On examination the temperature is 38.2ºC. There is a rash on the chest consisting of rose-coloured blanching papules. The respiratory rate is 20 breaths/min and the heart rate is 58 beats per minute. The chest is clear to auscultation. The abdomen is diffusely tender and there is mild splenomegaly.
Initial blood results are as follows:
Hb 128 g/l Platelets 184 * 109/l WBC 3.9 * 109/l Na+ 131 mmol/l K+ 3.3 mmol/l Urea 7.2 mmol/l Creatinine 141 µmol/l Bilirubin 46 µmol/l ALP 147 u/l ALT 96 u/l Albumin 38 g/l CRP 52 mg/l
What is the most appropriate initial antimicrobial therapy?

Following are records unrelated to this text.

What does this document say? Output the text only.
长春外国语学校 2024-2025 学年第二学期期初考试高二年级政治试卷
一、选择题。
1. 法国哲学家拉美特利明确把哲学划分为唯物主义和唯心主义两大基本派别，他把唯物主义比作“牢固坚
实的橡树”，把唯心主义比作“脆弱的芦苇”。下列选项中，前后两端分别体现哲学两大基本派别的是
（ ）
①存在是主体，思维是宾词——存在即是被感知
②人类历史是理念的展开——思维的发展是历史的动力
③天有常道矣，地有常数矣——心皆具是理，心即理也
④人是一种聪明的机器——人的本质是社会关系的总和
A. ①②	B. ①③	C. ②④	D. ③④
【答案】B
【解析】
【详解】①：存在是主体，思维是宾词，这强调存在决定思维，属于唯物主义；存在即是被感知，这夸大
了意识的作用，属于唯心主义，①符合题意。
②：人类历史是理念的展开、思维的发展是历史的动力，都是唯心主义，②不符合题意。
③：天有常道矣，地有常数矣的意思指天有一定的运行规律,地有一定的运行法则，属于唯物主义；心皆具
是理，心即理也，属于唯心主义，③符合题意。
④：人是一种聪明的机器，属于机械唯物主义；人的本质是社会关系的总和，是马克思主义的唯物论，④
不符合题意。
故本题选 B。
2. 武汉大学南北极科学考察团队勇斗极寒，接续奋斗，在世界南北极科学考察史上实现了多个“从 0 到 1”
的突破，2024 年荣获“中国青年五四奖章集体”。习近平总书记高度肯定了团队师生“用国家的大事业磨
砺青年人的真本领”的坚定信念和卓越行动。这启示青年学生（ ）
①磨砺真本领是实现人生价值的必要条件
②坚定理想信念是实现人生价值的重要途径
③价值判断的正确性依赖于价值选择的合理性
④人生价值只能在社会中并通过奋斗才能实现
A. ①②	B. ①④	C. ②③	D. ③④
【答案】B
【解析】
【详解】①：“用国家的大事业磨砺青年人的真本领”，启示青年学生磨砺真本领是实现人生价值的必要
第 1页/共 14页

Ampicillin Chloramphenicol Trimethoprim-sulfamethoxazole > Cefotaxime Streptomycin
This is a fairly classical presentation of typhoid fever, also known as enteric fever. This is a potentially fatal multisystemic illness caused primarily by Salmonella enterica.
The rash here refers to rose spots which occur in up to 30% of people infected with this organism. Characteristically, rose spots are seen in untreated typhoid fever. They usually occur between the second and fourth week of the illness. They characteristically present as groups of 5-15 pink blanching papules distributed between the level of the nipples and umbilicus.
The treatment of choice is cefotaxime or ceftriaxone.
Ciprofloxacin may be used as an alternative in sensitive organisms.